The clear poly installed on the inside is super cheap & if you don't open
the window in the summer - you can just leave it up year 'round as it will
help with reduced air infiltration during the summer as well.

If installing the poly on the inside did not fully do the trick - you can
install poly on the outside - although it has to be installed in warmer
weather (above 50F) so the tape will stick to the window frame. I suppose
you could use a hair dryer to get the tape to bond if it is too cold right
now where you live. Finding exterior grade tape is much harder than the
interior tape. Be sure to remove this poly and tape in the spring as the
tape will bond to the window frame during the warm summer & it is then very
hard to get it off.

I put a couple of small holes in the poly at the top and bottom - using a
'lit then blown-out' match to melt the holes - This allows for vapor to
escape.


"patrick conroy" wrote in message
...
Grandma's house had 'em. Ours is a new house (7 years old) with builder
basic vinyl windows. There's one huge (6050) picture window on the north
side that just sheds in soooo much cold air - it's unbelievable!!! In
winter, the cold air just cascades down the thing!

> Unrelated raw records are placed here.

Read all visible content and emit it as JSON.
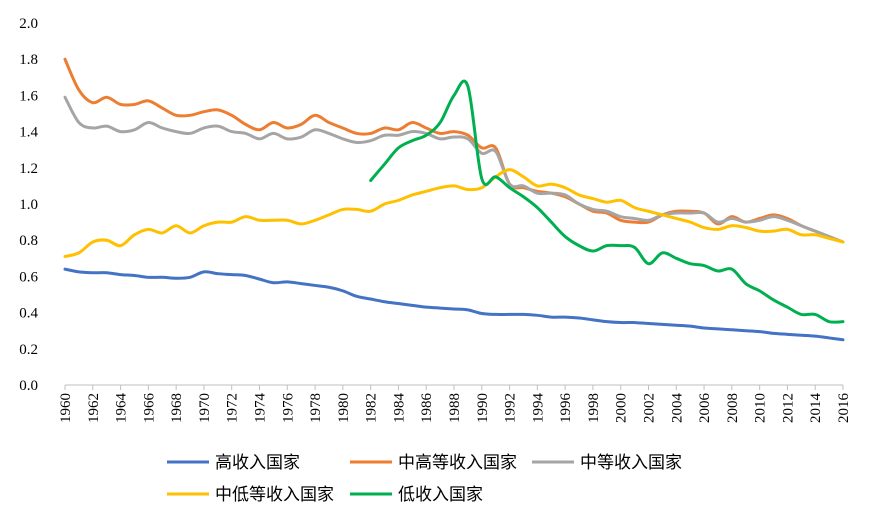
{
  "chart_data": {
    "type": "line",
    "title": "",
    "xlabel": "",
    "ylabel": "",
    "ylim": [
      0,
      2.0
    ],
    "yticks": [
      "0.0",
      "0.2",
      "0.4",
      "0.6",
      "0.8",
      "1.0",
      "1.2",
      "1.4",
      "1.6",
      "1.8",
      "2.0"
    ],
    "xlim": [
      1960,
      2016
    ],
    "xticks": [
      "1960",
      "1962",
      "1964",
      "1966",
      "1968",
      "1970",
      "1972",
      "1974",
      "1976",
      "1978",
      "1980",
      "1982",
      "1984",
      "1986",
      "1988",
      "1990",
      "1992",
      "1994",
      "1996",
      "1998",
      "2000",
      "2002",
      "2004",
      "2006",
      "2008",
      "2010",
      "2012",
      "2014",
      "2016"
    ],
    "grid": false,
    "legend_position": "bottom",
    "series": [
      {
        "name": "高收入国家",
        "color": "#4472C4",
        "x": [
          1960,
          1961,
          1962,
          1963,
          1964,
          1965,
          1966,
          1967,
          1968,
          1969,
          1970,
          1971,
          1972,
          1973,
          1974,
          1975,
          1976,
          1977,
          1978,
          1979,
          1980,
          1981,
          1982,
          1983,
          1984,
          1985,
          1986,
          1987,
          1988,
          1989,
          1990,
          1991,
          1992,
          1993,
          1994,
          1995,
          1996,
          1997,
          1998,
          1999,
          2000,
          2001,
          2002,
          2003,
          2004,
          2005,
          2006,
          2007,
          2008,
          2009,
          2010,
          2011,
          2012,
          2013,
          2014,
          2015,
          2016
        ],
        "y": [
          0.64,
          0.625,
          0.62,
          0.62,
          0.61,
          0.605,
          0.595,
          0.595,
          0.59,
          0.595,
          0.625,
          0.615,
          0.61,
          0.605,
          0.585,
          0.565,
          0.57,
          0.56,
          0.55,
          0.54,
          0.52,
          0.49,
          0.475,
          0.46,
          0.45,
          0.44,
          0.43,
          0.425,
          0.42,
          0.415,
          0.395,
          0.39,
          0.39,
          0.39,
          0.385,
          0.375,
          0.375,
          0.37,
          0.36,
          0.35,
          0.345,
          0.345,
          0.34,
          0.335,
          0.33,
          0.325,
          0.315,
          0.31,
          0.305,
          0.3,
          0.295,
          0.285,
          0.28,
          0.275,
          0.27,
          0.26,
          0.25
        ]
      },
      {
        "name": "中高等收入国家",
        "color": "#ED7D31",
        "x": [
          1960,
          1961,
          1962,
          1963,
          1964,
          1965,
          1966,
          1967,
          1968,
          1969,
          1970,
          1971,
          1972,
          1973,
          1974,
          1975,
          1976,
          1977,
          1978,
          1979,
          1980,
          1981,
          1982,
          1983,
          1984,
          1985,
          1986,
          1987,
          1988,
          1989,
          1990,
          1991,
          1992,
          1993,
          1994,
          1995,
          1996,
          1997,
          1998,
          1999,
          2000,
          2001,
          2002,
          2003,
          2004,
          2005,
          2006,
          2007,
          2008,
          2009,
          2010,
          2011,
          2012,
          2013,
          2014,
          2015,
          2016
        ],
        "y": [
          1.8,
          1.63,
          1.56,
          1.59,
          1.55,
          1.55,
          1.57,
          1.53,
          1.49,
          1.49,
          1.51,
          1.52,
          1.49,
          1.44,
          1.41,
          1.45,
          1.42,
          1.44,
          1.49,
          1.45,
          1.42,
          1.39,
          1.39,
          1.42,
          1.41,
          1.45,
          1.42,
          1.39,
          1.4,
          1.38,
          1.31,
          1.31,
          1.11,
          1.09,
          1.07,
          1.06,
          1.04,
          1.0,
          0.96,
          0.95,
          0.91,
          0.9,
          0.9,
          0.94,
          0.96,
          0.96,
          0.95,
          0.89,
          0.93,
          0.9,
          0.92,
          0.94,
          0.92,
          0.88,
          0.85,
          0.82,
          0.79
        ]
      },
      {
        "name": "中等收入国家",
        "color": "#A5A5A5",
        "x": [
          1960,
          1961,
          1962,
          1963,
          1964,
          1965,
          1966,
          1967,
          1968,
          1969,
          1970,
          1971,
          1972,
          1973,
          1974,
          1975,
          1976,
          1977,
          1978,
          1979,
          1980,
          1981,
          1982,
          1983,
          1984,
          1985,
          1986,
          1987,
          1988,
          1989,
          1990,
          1991,
          1992,
          1993,
          1994,
          1995,
          1996,
          1997,
          1998,
          1999,
          2000,
          2001,
          2002,
          2003,
          2004,
          2005,
          2006,
          2007,
          2008,
          2009,
          2010,
          2011,
          2012,
          2013,
          2014,
          2015,
          2016
        ],
        "y": [
          1.59,
          1.45,
          1.42,
          1.43,
          1.4,
          1.41,
          1.45,
          1.42,
          1.4,
          1.39,
          1.42,
          1.43,
          1.4,
          1.39,
          1.36,
          1.39,
          1.36,
          1.37,
          1.41,
          1.39,
          1.36,
          1.34,
          1.35,
          1.38,
          1.38,
          1.4,
          1.39,
          1.36,
          1.37,
          1.36,
          1.28,
          1.29,
          1.11,
          1.1,
          1.06,
          1.06,
          1.05,
          1.0,
          0.97,
          0.96,
          0.93,
          0.92,
          0.91,
          0.94,
          0.95,
          0.95,
          0.95,
          0.9,
          0.92,
          0.9,
          0.91,
          0.93,
          0.91,
          0.88,
          0.85,
          0.82,
          0.79
        ]
      },
      {
        "name": "中低等收入国家",
        "color": "#FFC000",
        "x": [
          1960,
          1961,
          1962,
          1963,
          1964,
          1965,
          1966,
          1967,
          1968,
          1969,
          1970,
          1971,
          1972,
          1973,
          1974,
          1975,
          1976,
          1977,
          1978,
          1979,
          1980,
          1981,
          1982,
          1983,
          1984,
          1985,
          1986,
          1987,
          1988,
          1989,
          1990,
          1991,
          1992,
          1993,
          1994,
          1995,
          1996,
          1997,
          1998,
          1999,
          2000,
          2001,
          2002,
          2003,
          2004,
          2005,
          2006,
          2007,
          2008,
          2009,
          2010,
          2011,
          2012,
          2013,
          2014,
          2015,
          2016
        ],
        "y": [
          0.71,
          0.73,
          0.79,
          0.8,
          0.77,
          0.83,
          0.86,
          0.84,
          0.88,
          0.84,
          0.88,
          0.9,
          0.9,
          0.93,
          0.91,
          0.91,
          0.91,
          0.89,
          0.91,
          0.94,
          0.97,
          0.97,
          0.96,
          1.0,
          1.02,
          1.05,
          1.07,
          1.09,
          1.1,
          1.08,
          1.09,
          1.15,
          1.19,
          1.15,
          1.1,
          1.11,
          1.09,
          1.05,
          1.03,
          1.01,
          1.02,
          0.98,
          0.96,
          0.94,
          0.92,
          0.9,
          0.87,
          0.86,
          0.88,
          0.87,
          0.85,
          0.85,
          0.86,
          0.83,
          0.83,
          0.81,
          0.79
        ]
      },
      {
        "name": "低收入国家",
        "color": "#00B050",
        "x": [
          1982,
          1983,
          1984,
          1985,
          1986,
          1987,
          1988,
          1989,
          1990,
          1991,
          1992,
          1993,
          1994,
          1995,
          1996,
          1997,
          1998,
          1999,
          2000,
          2001,
          2002,
          2003,
          2004,
          2005,
          2006,
          2007,
          2008,
          2009,
          2010,
          2011,
          2012,
          2013,
          2014,
          2015,
          2016
        ],
        "y": [
          1.13,
          1.22,
          1.31,
          1.35,
          1.38,
          1.45,
          1.6,
          1.65,
          1.14,
          1.15,
          1.09,
          1.04,
          0.98,
          0.9,
          0.82,
          0.77,
          0.74,
          0.77,
          0.77,
          0.76,
          0.67,
          0.73,
          0.7,
          0.67,
          0.66,
          0.63,
          0.64,
          0.56,
          0.52,
          0.47,
          0.43,
          0.39,
          0.39,
          0.35,
          0.35
        ]
      }
    ]
  }
}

Budget's very tight - and I'm rather look for some inexpensive ways to
address the draftiness without looking at a replacement yet.

Put up some of that clear plastic sheeting - and it helped. But am now
looking for something that might last 3 or so years.

Watched an episode of This Old House where they had new windows going in a
historic house - and they had "energy panels" - essentially Storm Windows
on the inside.

That got me thinking - does anyone think a storm window might be a
reasonable approach on this picture window?